El hijo menor pudo irse muy lejos de su Padre, pero luego volvió en sí. El mayor se quedó con el Padre día tras día, con la obediencia y la dependencia infantiles, y cada año odiaba todo más y más, hasta que algo reventó y rechazó entrar a la casa del Padre. Somos como uno o como el otro. Hay algo sobre pertenecer al Padre y entrar a Su casa a lo que nos resistimos.
Entrar en la casa del Padre es tener la alegría total, pero entrar a la casa del Padre también es tener una seria responsabilidad para hacer el trabajo del Padre en el mundo. Y hay elementos de esa responsabilidad que cada uno de nosotros está tentado a rechazar. ¿Cuánto realmente queremos estar en la casa de nuestro Padre? ¿Cuán desesperados estamos por entrar en Su casa? Qué tan dedicados estamos en pertenecer al Padre, completamente, en Su casa? ¿Cuánto queremos ser como Jesús?
Recordemos, es el mismo San Lucas que narra la parábola de Hijo Pródigo quien también cuenta la historia de la desaparición de Jesús de sus padres en la caravana camino a Jerusalén, cuando tenía 12 años. ¿Y qué les dijo cuando lo encontraron?: “¿No sabían acaso que tengo que estar en la casa de mi Padre?” Jesús ama a Su Bienaventurada Madre y a San José, pero la misión del Padre va primero. Él pertenece a la casa del Padre y allí es donde quiere estar.

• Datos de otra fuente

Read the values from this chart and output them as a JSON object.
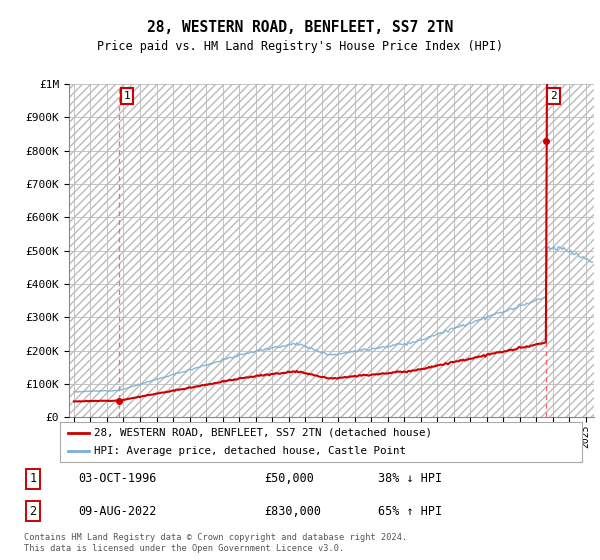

Espero que todos nosotros, cuando renovemos nuestras promesas en Pascua, podamos decirlas con gran alegría. En Pascua, estaremos jubilosos si podemos decirle al mundo, que con frecuencia sufre la ausencia de Dios, “¡¿No sabían que tengo que estar en la casa de mi Padre y que pertenezco completamente a Él y que es allí que debo estar?! ¡Esa es la expresión de la Pascua verdaderamente alegre y el gozo de la resurrección!
Gracias por leer esto. Bendiciones cuaresmales a ustedes y a sus seres queridos. ¡Alabado sea Jesucristo!